In the last night of September there was a full moon in a clear sky. Much Luftwaffe activity had been reported on forward airfields and trouble was expected. All ack-ack guns in the forward area, including those of the 14th Light Ack-Ack, were therefore combined for barrage firing at night. When two bombers came over in brilliant moonlight the result was highly spectacular. Almost every ack-ack gun on the front opened fire. For a few brief minutes the moon and stars paled and the sky was full of leaping tracers and bursting shells. The bombers dropped a few HE bombs and many butterfly ‘baskets’ and then hurried off. The 14th Light Ack-Ack fired 2180 rounds—the first fired at aircraft since May. It all seemed fun until it was learned that two men had been wounded in the bombing and that one of them, Bombardier Arnold,22 later had to have a foot amputated. The tractor D1 was slightly damaged.
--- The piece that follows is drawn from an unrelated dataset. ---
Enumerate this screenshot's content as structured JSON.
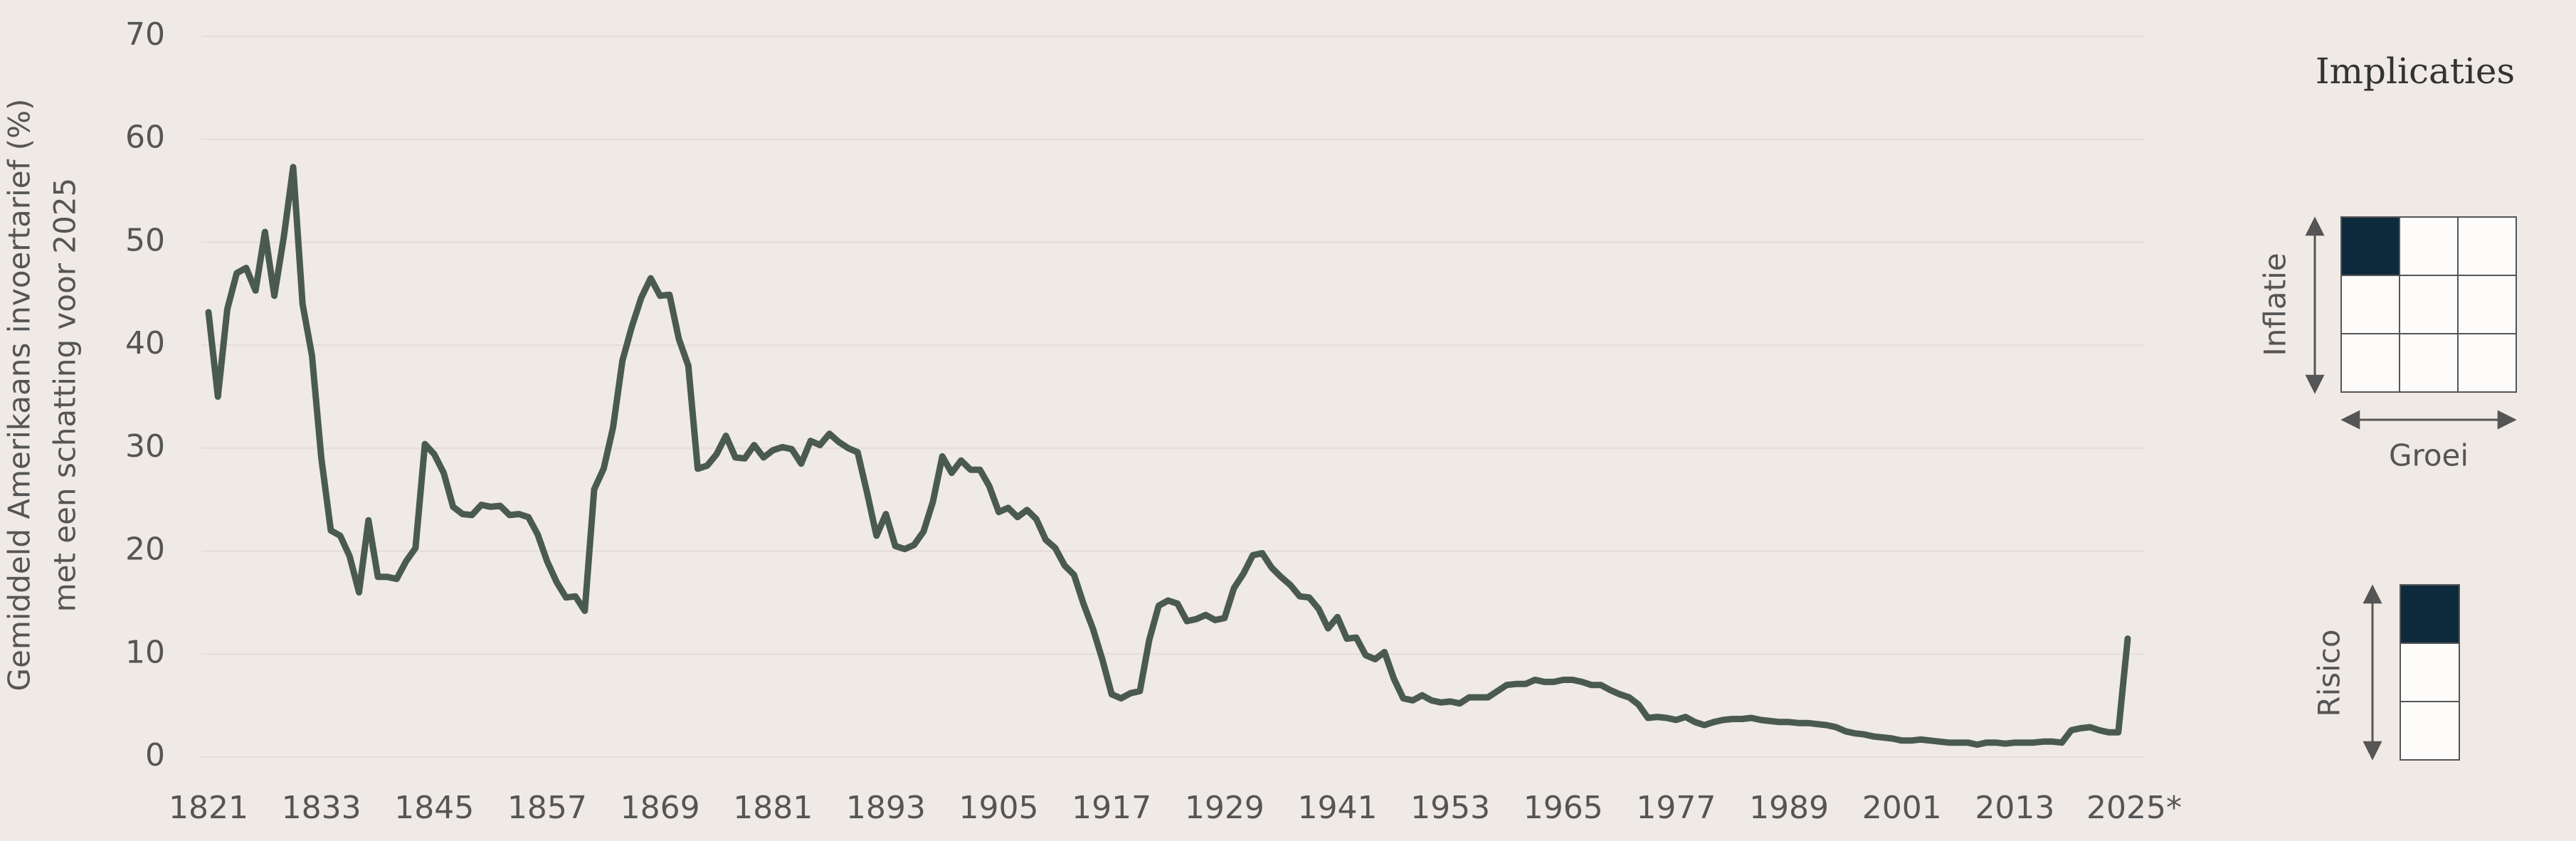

The next action of the 14th Light Ack-Ack was unique: it was a naval engagement. A K-Boot, a fast 14-foot motorboat designed to carry and launch radio-controlled torpedoes of a primitive kind, was heading up the coast past Rimini 1000 yards off shore on 1 October. A Field Security sergeant asked Major Patterson, second-in-command of the ack-ack regiment, to fire across the bows of this suspicious-looking craft. G1 and G2 of 43 Battery were sited by the coast road north-west of Rimini and Patterson ordered G1 under Bombardier Alexander23 to do so. G1 fired 11 Bofors rounds at 2000 yards. The boat stopped and seemed to be drifting towards the shore. G2 under Bombardier Willis24 fired a magazine of Bren bullets across the bows and the boat turned seawards. G2 therefore followed up with three Bofors rounds, one of which seemed to disable the motor. The boat began to drift southwards; but the crew continued to tempt fate and made no attempt to come ashore. Willis therefore fired 11 more rounds at intervals and compelled page 654 the Germans to abandon their craft, which afterwards sank. There had been three occupants, but only two landed and the third, who was wounded, was presumed drowned. After a considerable quantity of the Adriatic was emptied out of the two prisoners, they gave valuable information to the Canadian Intelligence staff.

In the afternoon the 4th Field discovered two Germans in a dugout under a haystack in C Troop area. They refused a call to surrender and a gunner therefore fired a tommy gun into the hole. Both Germans were wounded and one of them died. The incident was small in itself; but it gave rise to apprehension about possible enemy infiltration and prompted a thorough search of the whole regimental area.

13 Gnr R. J. Corkill; born Wellington, 21 Sep 1916; schoolteacher; killed in action 23 Sep 1944.

14 Capt J. W. Donaldson, MC; England; born Wellington, 29 Aug 1918; civil servant; now serving in British Army.

15 Sgt R. V. Haste, MM; Petone; born Lower Hutt, 21 Jun 1921; foreman.

16 Capt L. Franks, m.i.d.; Auckland; born NZ 25 Aug 1916; salesman.

17 Gnr R. G. Scorgie, m.i.d.; Greymouth; born England, 8 Sep 1921; porter.

18 L-Sgt D. Ennis; Auckland; born England, 6 Feb 1913; painter.

19 Gnr W. J. Jones; Waipawa; born NZ 21 Jan 1920; porter; wounded 4 Jan 1944.

20 Sergeant D. McKenzie was killed and Gunner F. R. Stent died of wounds.

21 NZASC deliveries in September included 228,446 rounds of HE and 19,580 of smoke.

22 2Lt J. R. C. Arnold; Christchurch; born Dunedin, 2 Dec 1917; leadlight worker; wounded 30 Sep 1944.

23 Sgt J. C. Alexander; Waerenga, Te Kauwhata; born Dunedin, 16 Jun 1918; warehouseman.

24 Sgt A. M. Willis; Geraldine; born Geraldine, 23 Aug 1914; labourer.